Hope. Maybe. Or delusion.

The belief that somehow this ends without everyone destroyed.

My hands are covered in paint.

Under my nails, between my fingers, up my arms where I pushed my sleeves back.

I probably have it on my face too from pushing my hair back.

I look like I've been in a beautiful war.

A knock at my door. Soft. Hesitant.

"Elfe?" Helle's voice. "Mom needs you."

I stand, muscles protesting from sitting on the floor for so long.

The painting stays propped against the wall, still wet, still breathing with fresh trauma.

Later I'll probably destroy it.

Or maybe I'll keep it as evidence of this moment when everything was falling apart but I was still here, still creating, still fighting in the only way I know how.

The kitchen smells like whiskey and fear.

My mother sits at the table, a bandage wrapped around her head like a crown of gauze.

The blood's soaked through in spots, creating abstract patterns that remind me of my painting.

Helle's beside her, bottle of Jameson between them, two glasses already poured and a third waiting.

"How's your head?" I ask, sliding into the chair across from them.

"Hurts," Mom admits. She looks older than she did a week ago. The attack, the worry, the not knowing—it's aged her. "But I've had worse."

That's a lie. We all know it. But no one says a thing.

Helle pushes the third glass toward me. "Figured you could use this."

I take it, grateful.

The whiskey burns going down, cleaner than the paint fumes I've been breathing. "Any word?"

"Nothing," my mother says. "Runes called twenty minutes ago.
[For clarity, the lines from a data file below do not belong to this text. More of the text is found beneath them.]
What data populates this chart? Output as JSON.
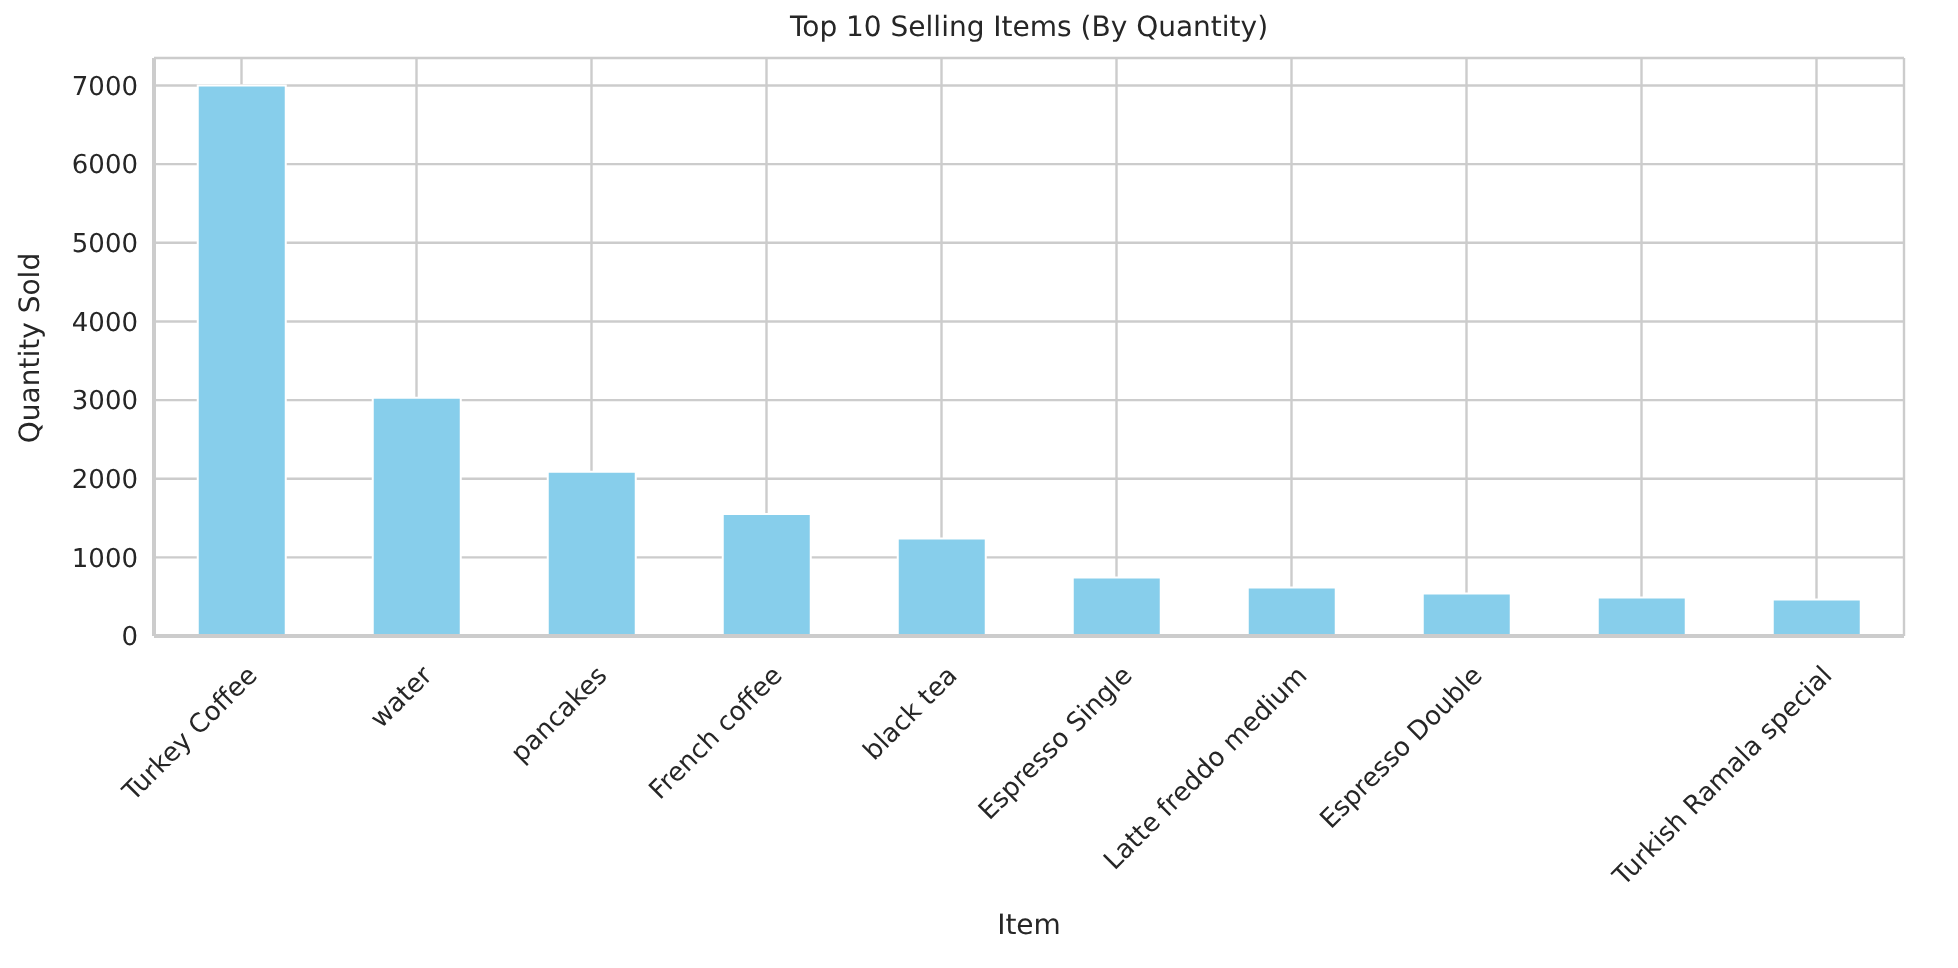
{
  "chart_data": {
    "type": "bar",
    "title": "Top 10 Selling Items (By Quantity)",
    "xlabel": "Item",
    "ylabel": "Quantity Sold",
    "categories": [
      "Turkey Coffee",
      "water",
      "pancakes",
      "French coffee",
      "black tea",
      "Espresso Single",
      "Latte freddo medium",
      "Espresso Double",
      null,
      "Turkish Ramala special"
    ],
    "values": [
      7000,
      3030,
      2090,
      1550,
      1240,
      745,
      617,
      540,
      488,
      463
    ],
    "color": "#87ceeb",
    "ylim": [
      0,
      7350
    ],
    "yticks": [
      0,
      1000,
      2000,
      3000,
      4000,
      5000,
      6000,
      7000
    ],
    "grid": true
  }
}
They're still searching."

"He's alive," I say. Need to say. Need to believe. "Dad's too stubborn to die."

"Too stubborn for his own good," Mom agrees, but there's fondness in it. "Always has been."

We drink in silence for a moment.

Three women bound by blood and trauma, trying to find comfort in alcohol and our company.

"I'm sorry," I finally say. "For what I said. At the bar. I was cruel."

"You were honest," my mother corrects. "There's a difference."